The Habitat Podcast- Humanos em Marte, e agora?

Perdida algures, numa montanha do Hawai, uma cúpula de branco imaculado distingue-se por entre as rochas negras empilhadas e o terreno avermelhado de um vulcão adormecido. É neste sítio inóspito que a NASA, desde 2013, está a levar a cabo o projecto HI-SEAS (Hawai’i Space Exploration Analog and Simulation). O objectivo é, da maneira mais realista possível, simular o dia-a-dia de astronautas em Marte.

Vista do Habitat

Vim a saber deste projecto muito recentemente, através do podcast The Habitat, pela Gimlet Media. São 8 episódios, cada um de cerca de meia hora, perfeito para se ouvir numa longa viagem de carro entre fronteiras, ou no comboio a caminho do trabalho. No meu caso, ouvi-o de uma assentada só, entre Lisboa e Alicante (Espanha). Acreditem que tornou a morosa viagem, infinitamente mais suportável.
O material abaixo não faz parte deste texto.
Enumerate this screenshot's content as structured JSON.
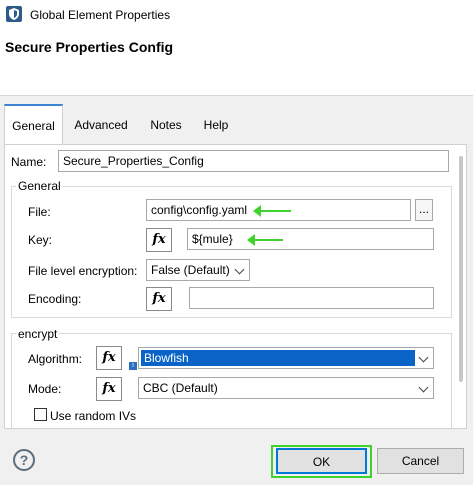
{
  "window": {
    "title": "Global Element Properties"
  },
  "header": {
    "title": "Secure Properties Config"
  },
  "tabs": [
    {
      "label": "General",
      "active": true
    },
    {
      "label": "Advanced",
      "active": false
    },
    {
      "label": "Notes",
      "active": false
    },
    {
      "label": "Help",
      "active": false
    }
  ],
  "form": {
    "name_label": "Name:",
    "name_value": "Secure_Properties_Config",
    "general_group": {
      "title": "General",
      "file_label": "File:",
      "file_value": "config\\config.yaml",
      "browse_label": "...",
      "key_label": "Key:",
      "key_value": "${mule}",
      "file_encryption_label": "File level encryption:",
      "file_encryption_value": "False (Default)",
      "encoding_label": "Encoding:",
      "encoding_value": ""
    },
    "encrypt_group": {
      "title": "encrypt",
      "algorithm_label": "Algorithm:",
      "algorithm_value": "Blowfish",
      "mode_label": "Mode:",
      "mode_value": "CBC (Default)",
      "random_ivs_label": "Use random IVs",
      "random_ivs_checked": false
    },
    "fx_label": "fx"
  },
  "footer": {
    "ok_label": "OK",
    "cancel_label": "Cancel",
    "help_label": "?"
  },
  "colors": {
    "highlight": "#3fd12c",
    "selection": "#0a64c8",
    "active_tab_border": "#3c83d4"
  }
}
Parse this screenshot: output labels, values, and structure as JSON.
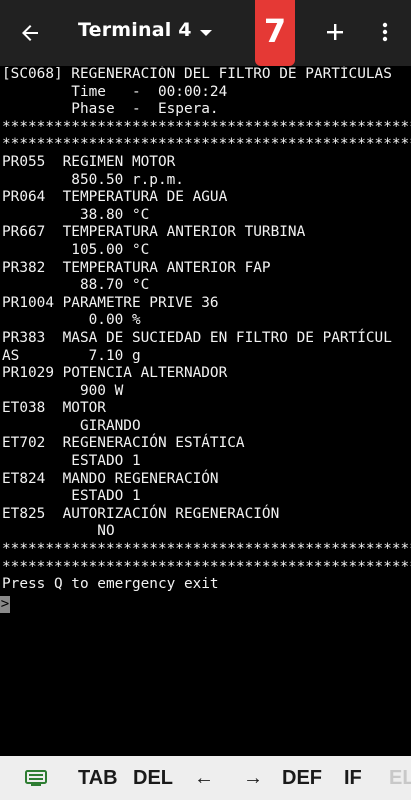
{
  "appbar": {
    "title": "Terminal 4",
    "session_number": "7",
    "icons": {
      "back": "arrow-back-icon",
      "dropdown": "dropdown-triangle-icon",
      "add": "plus-icon",
      "menu": "more-vert-icon"
    },
    "colors": {
      "bar": "#212121",
      "badge": "#e53935"
    }
  },
  "terminal": {
    "lines": [
      "[SC068] REGENERACIÓN DEL FILTRO DE PARTÍCULAS",
      "        Time   -  00:00:24",
      "        Phase  -  Espera.",
      "*************************************************",
      "*************************************************",
      "PR055  REGIMEN MOTOR",
      "        850.50 r.p.m.",
      "PR064  TEMPERATURA DE AGUA",
      "         38.80 °C",
      "PR667  TEMPERATURA ANTERIOR TURBINA",
      "        105.00 °C",
      "PR382  TEMPERATURA ANTERIOR FAP",
      "         88.70 °C",
      "PR1004 PARAMETRE PRIVE 36",
      "          0.00 %",
      "PR383  MASA DE SUCIEDAD EN FILTRO DE PARTÍCUL",
      "AS        7.10 g",
      "PR1029 POTENCIA ALTERNADOR",
      "         900 W",
      "ET038  MOTOR",
      "         GIRANDO",
      "ET702  REGENERACIÓN ESTÁTICA",
      "        ESTADO 1",
      "ET824  MANDO REGENERACIÓN",
      "        ESTADO 1",
      "ET825  AUTORIZACIÓN REGENERACIÓN",
      "           NO",
      "*************************************************",
      "*************************************************",
      "Press Q to emergency exit"
    ],
    "cursor_char": ">",
    "colors": {
      "background": "#000000",
      "text": "#f2f2f2",
      "cursor": "#8a8a8a"
    }
  },
  "extra_keys": {
    "keyboard_icon": "keyboard-icon",
    "items": [
      "TAB",
      "DEL",
      "←",
      "→",
      "DEF",
      "IF",
      "EL"
    ],
    "colors": {
      "bar": "#eeeeee",
      "keyboard_icon": "#2e7d32"
    }
  }
}
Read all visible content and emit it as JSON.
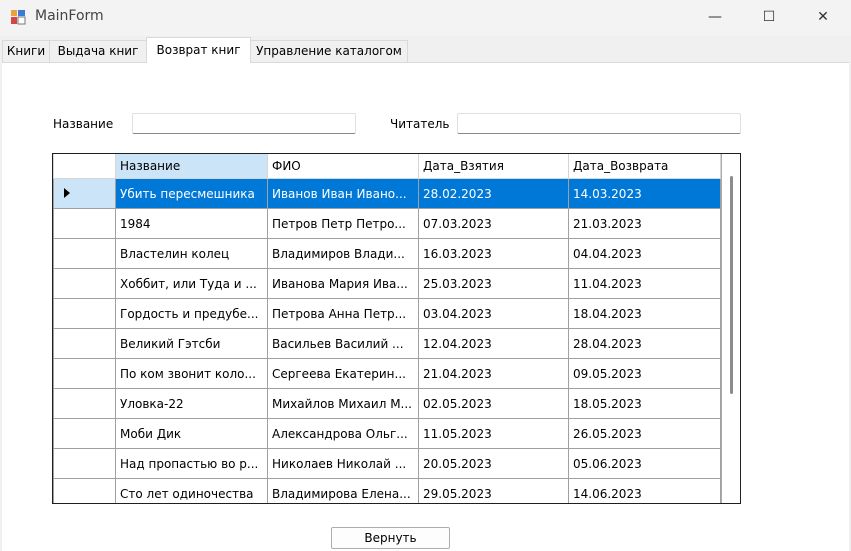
{
  "window": {
    "title": "MainForm",
    "controls": {
      "minimize": "—",
      "maximize": "☐",
      "close": "✕"
    }
  },
  "tabs": [
    {
      "label": "Книги"
    },
    {
      "label": "Выдача книг"
    },
    {
      "label": "Возврат книг"
    },
    {
      "label": "Управление каталогом"
    }
  ],
  "active_tab": "Возврат книг",
  "filters": {
    "title_label": "Название",
    "title_value": "",
    "reader_label": "Читатель",
    "reader_value": ""
  },
  "grid": {
    "columns": [
      "Название",
      "ФИО",
      "Дата_Взятия",
      "Дата_Возврата"
    ],
    "rows": [
      [
        "Убить пересмешника",
        "Иванов Иван Ивано...",
        "28.02.2023",
        "14.03.2023"
      ],
      [
        "1984",
        "Петров Петр Петро...",
        "07.03.2023",
        "21.03.2023"
      ],
      [
        "Властелин колец",
        "Владимиров Влади...",
        "16.03.2023",
        "04.04.2023"
      ],
      [
        "Хоббит, или Туда и ...",
        "Иванова Мария Ива...",
        "25.03.2023",
        "11.04.2023"
      ],
      [
        "Гордость и предубе...",
        "Петрова Анна Петр...",
        "03.04.2023",
        "18.04.2023"
      ],
      [
        "Великий Гэтсби",
        "Васильев Василий ...",
        "12.04.2023",
        "28.04.2023"
      ],
      [
        "По ком звонит коло...",
        "Сергеева Екатерин...",
        "21.04.2023",
        "09.05.2023"
      ],
      [
        "Уловка-22",
        "Михайлов Михаил М...",
        "02.05.2023",
        "18.05.2023"
      ],
      [
        "Моби Дик",
        "Александрова Ольг...",
        "11.05.2023",
        "26.05.2023"
      ],
      [
        "Над пропастью во р...",
        "Николаев Николай ...",
        "20.05.2023",
        "05.06.2023"
      ],
      [
        "Сто лет одиночества",
        "Владимирова Елена...",
        "29.05.2023",
        "14.06.2023"
      ]
    ]
  },
  "buttons": {
    "return_label": "Вернуть"
  },
  "colors": {
    "selection": "#0078d7",
    "selection_header": "#cce4f7"
  }
}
O podcast, publicado em Abril de 2018, tem como host a divertida Lynn Levy, uma jornalista que segue de perto o projecto da NASA no Hawaii. Ao longo da duração de um ano, tempo que dura a experiência, Lynn enviou perguntas aos “astronautas” e foi recebendo gravações áudio como resposta do que é o dia-a-dia destes marcianos na Terra. São seis, os habitantes do Habitat. A energética e desportista Carmel Johnston (EUA), que será a comandante da equipa. A cientista Christiane Heinicke (Alemanha). A pragmática Dr. Sheyna Gifford (EUA). O engenheiro aero-espacial Andrzej Stewart (EUA/UK), o cientista Cyprien Verseux (França), e o arquitecto espacial aka “palhaço-da-turma”: Tristan Bassingthwaighte (EUA). Não são astronautas, mas foram cuidadosamente seleccionados para serem o mais parecidos possível. Seis estranhos, todos muito diferentes, enfiados num espaço que não mede mais que 33 passos de diâmetro, durante um longo ano… O que poderá correr mal? Algo género Lord of the Flies, talvez?

Tal como as futuras expedições a Marte, a equipa está completamente por sua conta. Neste ambiente de espaço reduzido, estes seis aventureiros terão não só de aprender a manter a paz entre eles, como também empregar tarefas tão rotineiras como cozinhar para a equipa, manter o espaço limpo ou manter-se em forma (o espaço inclui uma passadeira rolante). Outras menos comuns como amostras de urina ou simular uma sala de descompressão, antes de uma expedição ao exterior, fatos completos de astronautas incluídos e tudo. Lá fora, o ar é venenoso e as temperaturas podem chegar a 100 graus negativos Celsius… isto se acreditarmos que estamos realmente em Marte.

Os quartos “espaçosos” no Habitat

De episódio em episódio, escutamos como o positivismo inicial rapidamente declina. Neste espaço, a privacidade é quase zero. Mesmo fechando a porta dos minúsculos quartos, o barulho arranja forma de entrar, de incomodar. Seja alguém a correr na passadeira, seja um ukulele entusiasmado, seja alguém que grita “Tortilla” todos os domingos, enquanto cozinha o pequeno-almoço… nunca há completo sossego. O espaço apertado começa a parecer como o mundo inteiro e as outras pessoas, as com quem terão de viver até ao fim dos tempos.

A parte mais complicada de uma possível missão a Marte, com a hipotética formação de colónias, não será como lá chegar, como construir as infraestruturas, nem como sobreviver ao ambiente hostil do planeta. Não há nada mais complicado do que o ser humano. Os que decidirem deixar a Terra para trás, talvez em busca de uma aventura, talvez em busca de um significado para a sua existência, não se iludam. Para onde quer que vamos, levamos connosco as nossas coisas, os nossos problemas, as nossas particularidades, enfim, a nossa humanidade. Onde existirem humanos, haverá sempre conflito, faz parte da nossa natureza. O que procura, tão brilhantemente, a NASA com esta experiência é descobrir os meios para reduzir a possibilidade de conflitos e garantir o bem estar humano. Isso vai muito mais além de oxigénio e três refeições por dia… Até agora, apenas uma das 6 missões teve a duração de um ano, sendo a mais recente, de Fevereiro do ano passado, apenas durado 4 dias, devido a um acidente com um dos “tripulantes”.

Ainda estamos um pouco longe de pôr humanos em Marte. Portanto, até lá, deixemos a nossa imaginação divagar pelas colinas desérticas do planeta vermelho, enquanto escutamos este podcast que deixo aqui como recomendadíssimo.